A second case also described a posterolateral herniation after a high-speed MVC in an 11-year-old boy[7]. The initial physical exam revealed an obese abdomen with an obvious seat-belt sign, but no tenderness or masses were noted. He presented with a distracting left arm deformity and severe pain in that extremity. Ultimately, a CT of the abdomen was obtained showing a hernia in the right lateral abdominal wall containing ascending colon and terminal ileum. He was then taken to the operating room for exploratory laparotomy and an ileomesenteric and sigmoid mesenteric devascularization was discovered in addition to the large right sided lumbar hernia. A bowel resection was performed as well and primary closure of the hernia defect with interrupted suture. The patient progressed well after the operation and was discharged home on post-operative day 9.
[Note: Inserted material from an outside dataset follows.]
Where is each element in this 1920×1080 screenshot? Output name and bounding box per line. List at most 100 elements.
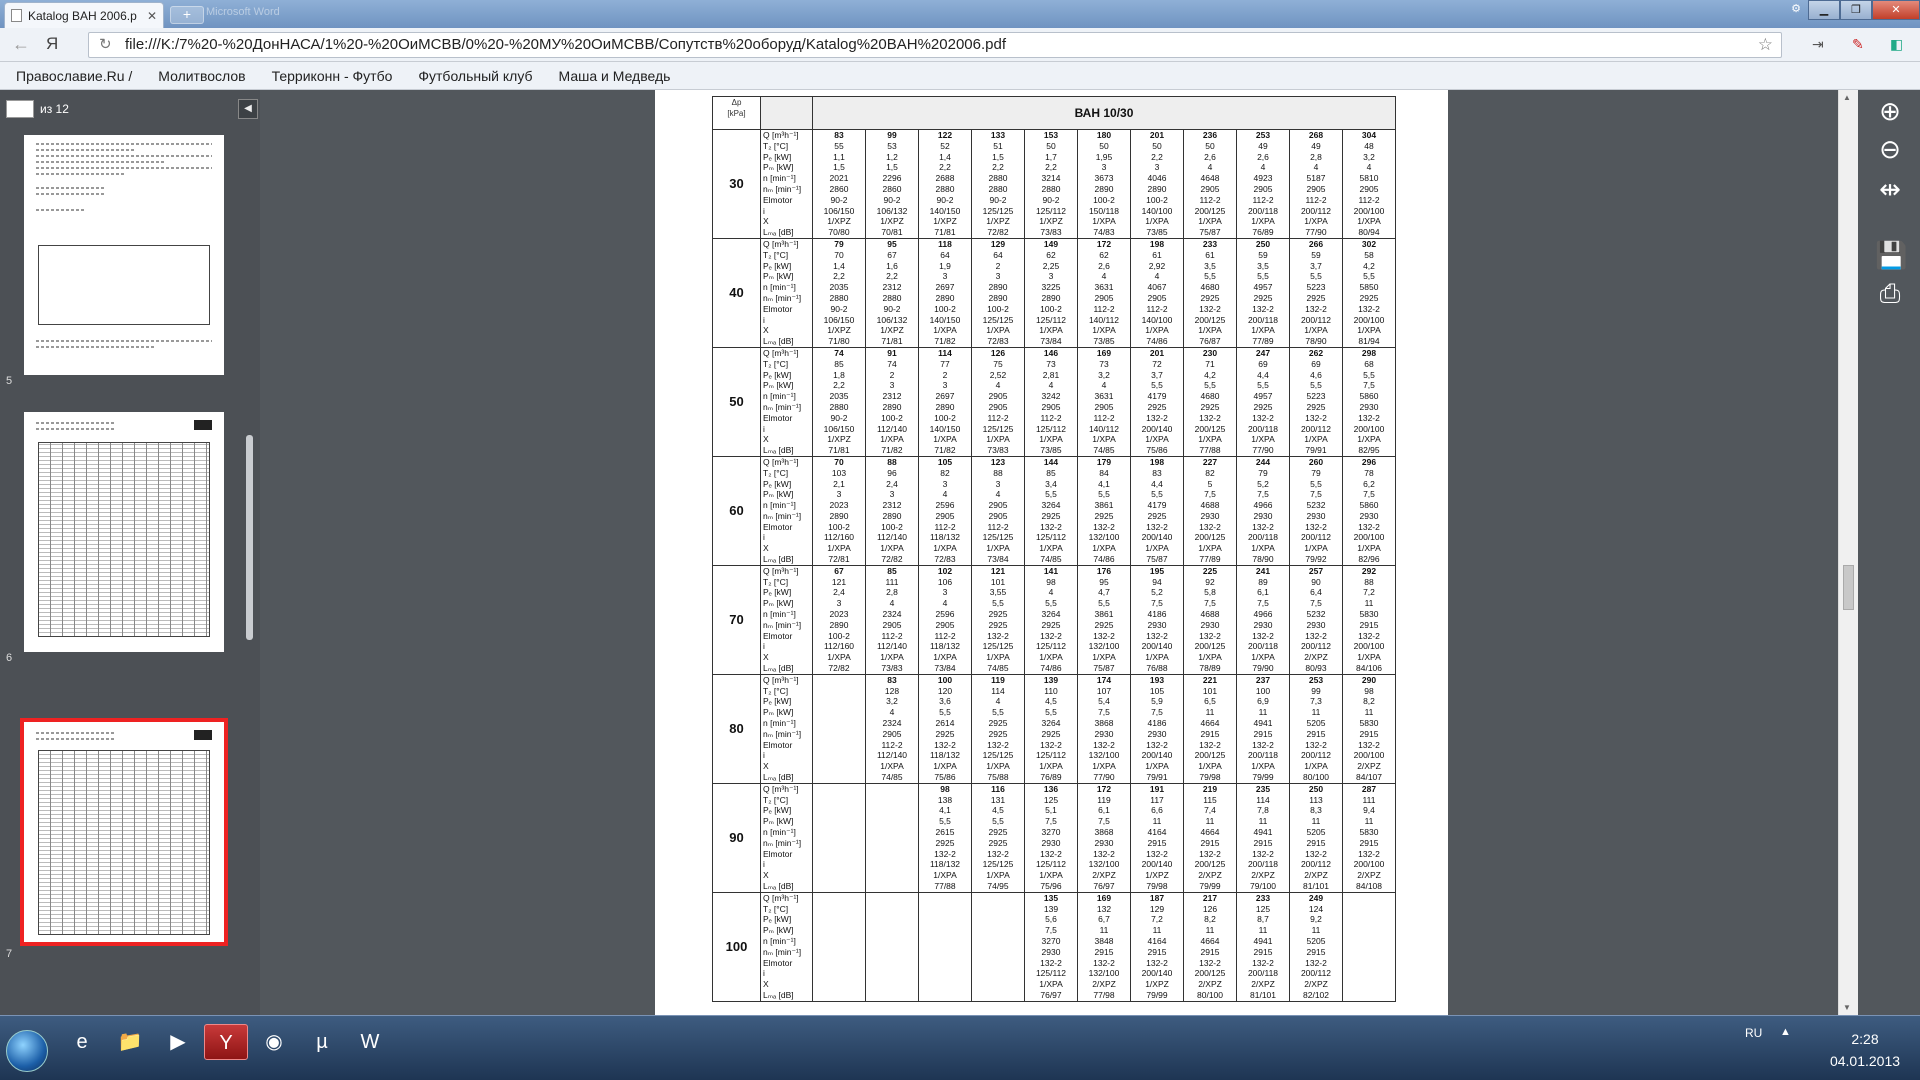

The third case described a 7-year-old boy who presented to a trauma center after high impact MVC [8]. He was a restrained passenger and presented with a seat-belt sign and abdominal tenderness. CT scan showed intraabdominal free fluid and a left posterolateral lumbar herniation. The patient developed peritonitis and was taken to the OR where a laparotomy was performed and three bowel injuries were repaired along with a left hemicolectomy and primary anastomosis due to devitalized colon. The left lumbar hernia was reapproximated via a primary tissue repair. No additional injuries were reported. His post-operative course was unremarkable and he was discharged on the 9th postoperative day.